Bukan rahasia umum, bahwa selama ini gaya hidup pejabat di negeri ini sangat jauh dari kata sederhana. Hidup kaya bergelimang harta penuh dengan kemewahan dan terhormat, seolah menjadi tuntutan hidup para pejabat dinegeri ini, sebagai wujud eksistensi diri. Para pejabat negara bahkan berlomba-lomba memperkaya diri, tak jarang untuk mempertahankan eksistensi diri mendorong mereka melakukan berbagai aktifitas yang melanggar aturan perundang-undangan seperti praktek korupsi, kolusi dan nepotisme. Sehingga mereka lupa akan kewajiban dan amanahnya sebagai pelayan yang melayani kebutuhan rakyat.

Aroma politik pun sangat kental mewarnai pemilihan pejabat di tubuh BUMN, karena ditentukan oleh pemenang konteslasi pemilu. BUMN tidak lagi mengelola perusahan negara dengan berorientasi pada tercapainya kemajuan dan kesejahteraan rakyat. Tetapi lebih kepada kemajuan bisnis semata, sehingga hak-hak rakyat yang semestinya harus terpenuhi terampas dan terabaikan. Hal ini semakin diperkuat dengan pernyataan sekjen PDIP Hasto Kristiyanto bahwa "BUMN memiliki fungsi dan menjadi alat negara untuk meningkatkan sebesar-besarnya kemakmuran rakyat. Namun, dalam kenyataannya saat ini BUMN hanya diperlakukan seperti 'korporasi swasta' yang mengedepankan bisnis semata atau yang saat ini dikelola dengan konsep business to business," (merdeka.com).

BUMN tak ubahnya bermetamerfosa menjadi perusahaan negara yang bertransaksi bisnis mengejar keuntungan untuk menompang kantong-kantong partai politik dan pejabat tertentu. Monopoli usaha BUMN dalam menyediakan barang dan jasa publik pun tidak lepas bagi pejabat mendapatkan panggung untuk menyelewengkan kekuasaan.

Sementara dalam Undang-Undang No 19 tahun 2003 yang mengamanahi BUMN sebagai perusahaan negara dengan tujuan menyediakan barang dan jasa publik untuk memberikan layanan sekaligus mendapatkan keuntungan (detik.news.com). Namun, amanah tersebut tidak lagi sejalan dengan pengelolaan yang dilakukan bahkan cenderung diabaikan. BUMN pun tidak lagi berpegang teguh pada prinsip ideal yang ditetapkan oleh Good Corporate Governance (GCG) juga berdasarkan keputusan Menteri BUMN No. PER-01/MBU/2011 tentang penerapan tata Kelola perusahaan yang baik pada BUMN yakni transparansi, akuntabiitas, responsibilitas, kemandirian, kewajaran, dan kepentingan (detik.news.com).

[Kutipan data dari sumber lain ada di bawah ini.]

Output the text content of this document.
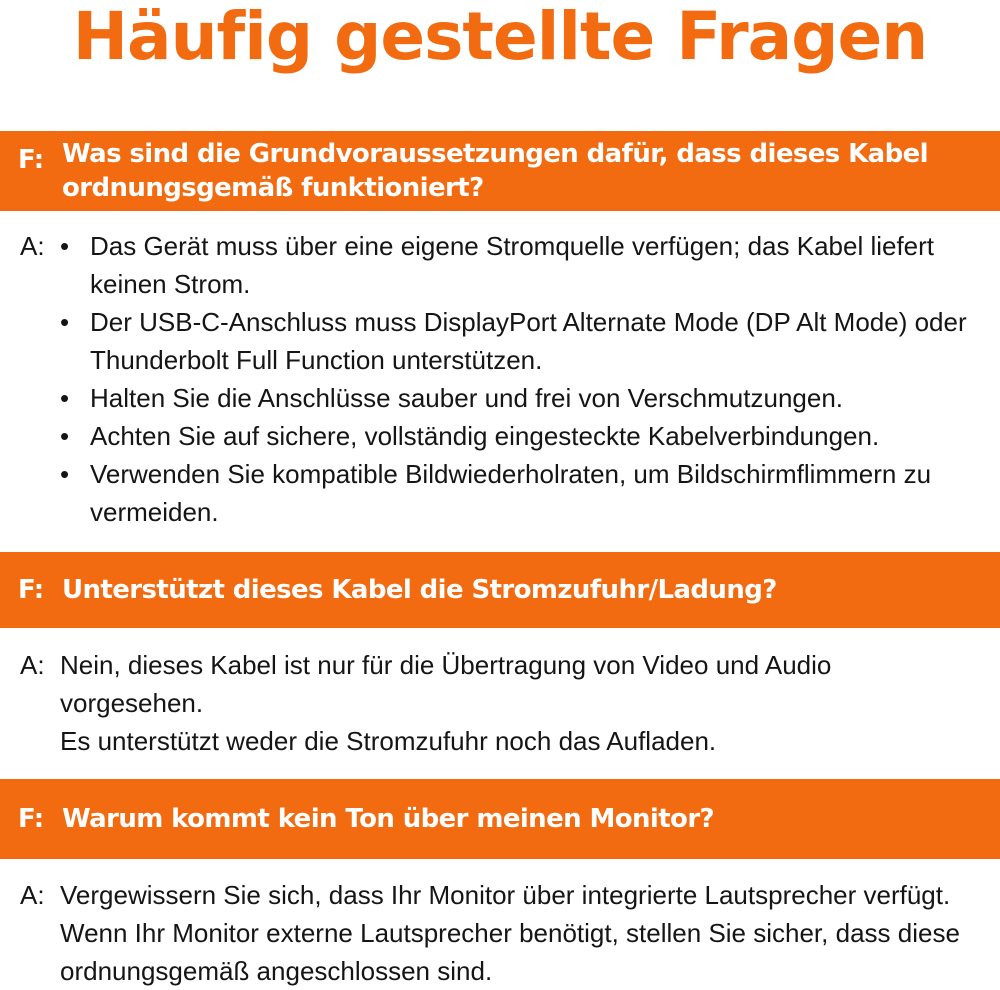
Häufig gestellte Fragen
F: Was sind die Grundvoraussetzungen dafür, dass dieses Kabel ordnungsgemäß funktioniert?
A: • Das Gerät muss über eine eigene Stromquelle verfügen; das Kabel liefert keinen Strom.
• Der USB-C-Anschluss muss DisplayPort Alternate Mode (DP Alt Mode) oder Thunderbolt Full Function unterstützen.
• Halten Sie die Anschlüsse sauber und frei von Verschmutzungen.
• Achten Sie auf sichere, vollständig eingesteckte Kabelverbindungen.
• Verwenden Sie kompatible Bildwiederholraten, um Bildschirmflimmern zu vermeiden.
F: Unterstützt dieses Kabel die Stromzufuhr/Ladung?
A: Nein, dieses Kabel ist nur für die Übertragung von Video und Audio vorgesehen.
Es unterstützt weder die Stromzufuhr noch das Aufladen.
F: Warum kommt kein Ton über meinen Monitor?
A: Vergewissern Sie sich, dass Ihr Monitor über integrierte Lautsprecher verfügt. Wenn Ihr Monitor externe Lautsprecher benötigt, stellen Sie sicher, dass diese ordnungsgemäß angeschlossen sind.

Memberikan sanksi tegas dan larangan hidup mewah bagi para pejabat tidaklah cukup merubah tatanan dan manajemen pengelolaan perusahaan milik negara selama sistem neolib mengatur jalannya pengelolaan dan perekrutan pejabat yang mengelola perusahaan milik negara. Sementara Islam mengatur dalam pengelolaan harta publik dengan prinsip pelayanan tanpa embel-embel mencari keuntungan apalagi dengan tujuan bisnis serta memprioritaskan kepentingan  individu atau kelompok di atas kepentingan rakyat. Negara juga akan memastikan bahwa pejabat yang mengelola perusahaan negara adalah orang-orang yang amanah, bertakwa yang senantiasa takut kepada Allah. Sehingga tidak ada lagi ruang bagi pejabat untuk melakukan penyelewengan dan tindakan korupsi. 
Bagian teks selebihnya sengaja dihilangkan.